The Australian Transaction Reports and Analysis Centre (AUSTRAC) will appoint an external auditor to examine what it calls “ongoing concerns” over PayPal’s alleged breaches of the country’s anti-money laundering and counter-terrorism financing laws.
Announcing the appointment in a statement on Tuesday, AUSTRAC said it was working with its partners to “combat serious crimes such as child-sex exploitation” using funds transfer information reported by the financial services sector.
“Online child abuse material can be ordered from Australia to areas such as the Philippines in quite often small amounts that are repeated often, and PayPal unfortunately is one of the areas that they can use to do that,” AUSTRAC CEO Nicole Rose told the ABC.
“That’s why we want to get the auditor in to really what sort of risks there have been and continue to be with PayPal systems or their reporting regime.”
A PayPal Australia spokesperson said that following an internal review the company had “self-disclosed an issue” in its reporting system to AUSTRAC.

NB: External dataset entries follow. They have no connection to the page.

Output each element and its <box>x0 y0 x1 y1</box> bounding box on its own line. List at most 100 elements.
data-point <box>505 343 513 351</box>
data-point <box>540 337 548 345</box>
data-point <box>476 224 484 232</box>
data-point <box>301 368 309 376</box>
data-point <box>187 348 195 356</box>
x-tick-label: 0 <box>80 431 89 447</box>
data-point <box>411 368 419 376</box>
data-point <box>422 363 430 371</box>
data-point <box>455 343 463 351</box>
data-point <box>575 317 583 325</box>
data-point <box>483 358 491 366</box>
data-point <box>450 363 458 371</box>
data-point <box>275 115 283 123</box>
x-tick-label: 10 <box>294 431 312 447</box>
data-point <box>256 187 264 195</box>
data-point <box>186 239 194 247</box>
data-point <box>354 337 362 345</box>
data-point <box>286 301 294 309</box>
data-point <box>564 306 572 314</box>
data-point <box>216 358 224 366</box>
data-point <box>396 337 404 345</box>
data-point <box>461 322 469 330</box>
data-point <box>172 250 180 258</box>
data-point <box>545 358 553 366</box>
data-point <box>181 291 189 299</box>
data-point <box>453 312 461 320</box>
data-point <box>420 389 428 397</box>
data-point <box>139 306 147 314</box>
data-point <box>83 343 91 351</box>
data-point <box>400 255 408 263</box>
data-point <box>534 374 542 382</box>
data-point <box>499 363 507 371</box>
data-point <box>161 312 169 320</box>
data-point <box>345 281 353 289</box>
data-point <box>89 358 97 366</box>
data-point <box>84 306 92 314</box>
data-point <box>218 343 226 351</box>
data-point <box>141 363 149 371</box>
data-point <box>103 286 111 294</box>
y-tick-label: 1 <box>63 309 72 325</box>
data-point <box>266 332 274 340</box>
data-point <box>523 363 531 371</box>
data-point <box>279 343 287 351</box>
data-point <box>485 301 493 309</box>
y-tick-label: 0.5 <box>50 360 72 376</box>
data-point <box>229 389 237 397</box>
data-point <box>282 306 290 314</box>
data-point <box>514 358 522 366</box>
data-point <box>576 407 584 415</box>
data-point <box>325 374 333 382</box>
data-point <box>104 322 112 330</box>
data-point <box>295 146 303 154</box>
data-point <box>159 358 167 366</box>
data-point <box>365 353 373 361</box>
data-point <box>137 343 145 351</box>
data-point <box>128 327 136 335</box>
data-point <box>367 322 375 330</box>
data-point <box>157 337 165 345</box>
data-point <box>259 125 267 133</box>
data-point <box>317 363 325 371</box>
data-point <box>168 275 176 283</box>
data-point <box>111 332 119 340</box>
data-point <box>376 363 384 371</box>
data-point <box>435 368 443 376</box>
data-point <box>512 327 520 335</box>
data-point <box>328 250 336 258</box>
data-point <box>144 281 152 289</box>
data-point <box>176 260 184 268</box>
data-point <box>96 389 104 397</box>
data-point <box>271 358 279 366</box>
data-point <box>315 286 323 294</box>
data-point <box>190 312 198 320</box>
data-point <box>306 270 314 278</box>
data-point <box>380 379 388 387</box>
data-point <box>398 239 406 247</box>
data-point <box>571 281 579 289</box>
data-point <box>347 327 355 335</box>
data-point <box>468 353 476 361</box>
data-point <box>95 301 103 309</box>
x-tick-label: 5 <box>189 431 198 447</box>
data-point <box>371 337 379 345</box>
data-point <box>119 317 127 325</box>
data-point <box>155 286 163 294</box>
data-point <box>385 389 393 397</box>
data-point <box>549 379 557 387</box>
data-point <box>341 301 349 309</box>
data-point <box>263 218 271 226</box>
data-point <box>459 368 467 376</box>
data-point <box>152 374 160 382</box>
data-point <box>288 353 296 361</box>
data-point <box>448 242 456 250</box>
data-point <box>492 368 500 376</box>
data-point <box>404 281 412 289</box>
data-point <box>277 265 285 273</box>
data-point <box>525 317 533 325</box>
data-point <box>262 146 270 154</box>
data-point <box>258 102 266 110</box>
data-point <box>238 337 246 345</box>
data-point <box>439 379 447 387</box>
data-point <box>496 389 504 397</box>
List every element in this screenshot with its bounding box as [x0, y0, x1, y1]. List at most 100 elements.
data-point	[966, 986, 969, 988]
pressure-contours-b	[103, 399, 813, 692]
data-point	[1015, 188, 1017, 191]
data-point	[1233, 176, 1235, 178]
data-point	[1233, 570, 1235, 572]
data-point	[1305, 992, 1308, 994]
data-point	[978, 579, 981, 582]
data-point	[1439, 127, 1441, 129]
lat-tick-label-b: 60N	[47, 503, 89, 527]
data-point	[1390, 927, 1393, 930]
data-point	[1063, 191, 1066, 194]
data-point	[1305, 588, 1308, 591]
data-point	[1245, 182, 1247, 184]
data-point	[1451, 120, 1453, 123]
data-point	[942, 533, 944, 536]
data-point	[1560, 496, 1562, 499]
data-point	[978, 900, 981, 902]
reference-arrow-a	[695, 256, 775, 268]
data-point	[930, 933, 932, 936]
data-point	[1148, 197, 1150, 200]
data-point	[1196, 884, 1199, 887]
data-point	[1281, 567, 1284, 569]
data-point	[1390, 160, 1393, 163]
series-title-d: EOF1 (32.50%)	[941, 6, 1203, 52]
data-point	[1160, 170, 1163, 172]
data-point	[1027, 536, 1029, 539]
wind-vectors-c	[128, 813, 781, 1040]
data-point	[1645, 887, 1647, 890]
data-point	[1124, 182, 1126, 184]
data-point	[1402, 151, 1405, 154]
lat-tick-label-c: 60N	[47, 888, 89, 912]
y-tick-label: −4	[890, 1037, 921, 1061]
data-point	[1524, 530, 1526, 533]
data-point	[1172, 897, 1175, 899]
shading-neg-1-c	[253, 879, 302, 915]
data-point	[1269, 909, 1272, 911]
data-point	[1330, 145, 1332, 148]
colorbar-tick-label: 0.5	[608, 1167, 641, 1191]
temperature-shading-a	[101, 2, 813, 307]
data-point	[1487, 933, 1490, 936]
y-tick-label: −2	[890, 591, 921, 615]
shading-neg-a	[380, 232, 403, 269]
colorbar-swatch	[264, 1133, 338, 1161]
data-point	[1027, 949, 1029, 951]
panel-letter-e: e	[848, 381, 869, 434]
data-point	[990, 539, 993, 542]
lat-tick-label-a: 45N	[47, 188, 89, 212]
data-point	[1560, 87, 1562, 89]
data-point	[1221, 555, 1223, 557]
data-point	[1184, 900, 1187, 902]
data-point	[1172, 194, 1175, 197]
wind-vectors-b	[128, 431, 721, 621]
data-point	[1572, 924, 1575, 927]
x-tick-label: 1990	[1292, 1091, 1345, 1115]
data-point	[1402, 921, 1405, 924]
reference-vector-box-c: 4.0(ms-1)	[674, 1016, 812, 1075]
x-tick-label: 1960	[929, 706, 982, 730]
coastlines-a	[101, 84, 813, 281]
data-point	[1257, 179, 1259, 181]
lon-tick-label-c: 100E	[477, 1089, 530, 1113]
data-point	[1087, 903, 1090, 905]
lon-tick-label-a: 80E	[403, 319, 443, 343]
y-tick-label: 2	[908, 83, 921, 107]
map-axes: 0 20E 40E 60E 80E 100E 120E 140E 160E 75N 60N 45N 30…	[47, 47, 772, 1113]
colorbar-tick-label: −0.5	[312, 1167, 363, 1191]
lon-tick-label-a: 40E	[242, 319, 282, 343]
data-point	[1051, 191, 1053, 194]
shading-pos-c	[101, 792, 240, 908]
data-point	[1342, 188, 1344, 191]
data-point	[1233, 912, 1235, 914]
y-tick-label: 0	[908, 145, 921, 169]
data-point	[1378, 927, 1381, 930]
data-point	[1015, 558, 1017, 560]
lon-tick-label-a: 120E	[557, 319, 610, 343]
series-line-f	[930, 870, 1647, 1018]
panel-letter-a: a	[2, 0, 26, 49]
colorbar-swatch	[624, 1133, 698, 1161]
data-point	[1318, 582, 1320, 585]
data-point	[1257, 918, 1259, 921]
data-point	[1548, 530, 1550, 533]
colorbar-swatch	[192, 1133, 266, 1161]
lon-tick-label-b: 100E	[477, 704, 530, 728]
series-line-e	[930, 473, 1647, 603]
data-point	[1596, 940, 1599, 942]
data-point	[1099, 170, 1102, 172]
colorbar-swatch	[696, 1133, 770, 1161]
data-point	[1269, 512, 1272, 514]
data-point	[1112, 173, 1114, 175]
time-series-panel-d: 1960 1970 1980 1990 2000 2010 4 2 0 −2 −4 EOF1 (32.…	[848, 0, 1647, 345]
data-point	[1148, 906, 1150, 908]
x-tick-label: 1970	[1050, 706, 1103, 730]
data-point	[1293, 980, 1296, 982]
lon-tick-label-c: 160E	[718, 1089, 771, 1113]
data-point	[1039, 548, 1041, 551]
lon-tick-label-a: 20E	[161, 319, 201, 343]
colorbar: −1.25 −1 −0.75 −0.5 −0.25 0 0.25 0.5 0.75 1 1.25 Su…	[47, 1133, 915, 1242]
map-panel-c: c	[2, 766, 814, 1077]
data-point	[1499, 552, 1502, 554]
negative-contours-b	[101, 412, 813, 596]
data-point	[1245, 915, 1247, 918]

“We are working in full cooperation with AUSTRAC to remediate this reporting system issue and to undertake the audit as outlined by AUSTRAC in the time specified,” the firm said in a statement.
An audit report must be compiled within 120 days and will be used to determine whether the regulator takes any further action against the digital payments platform.
Australian regulators have been under pressure to act after a royal commission into the financial sector found serious concerns spread over many years, with misconduct often going unpunished or given lenient treatment by banking and corporate authorities.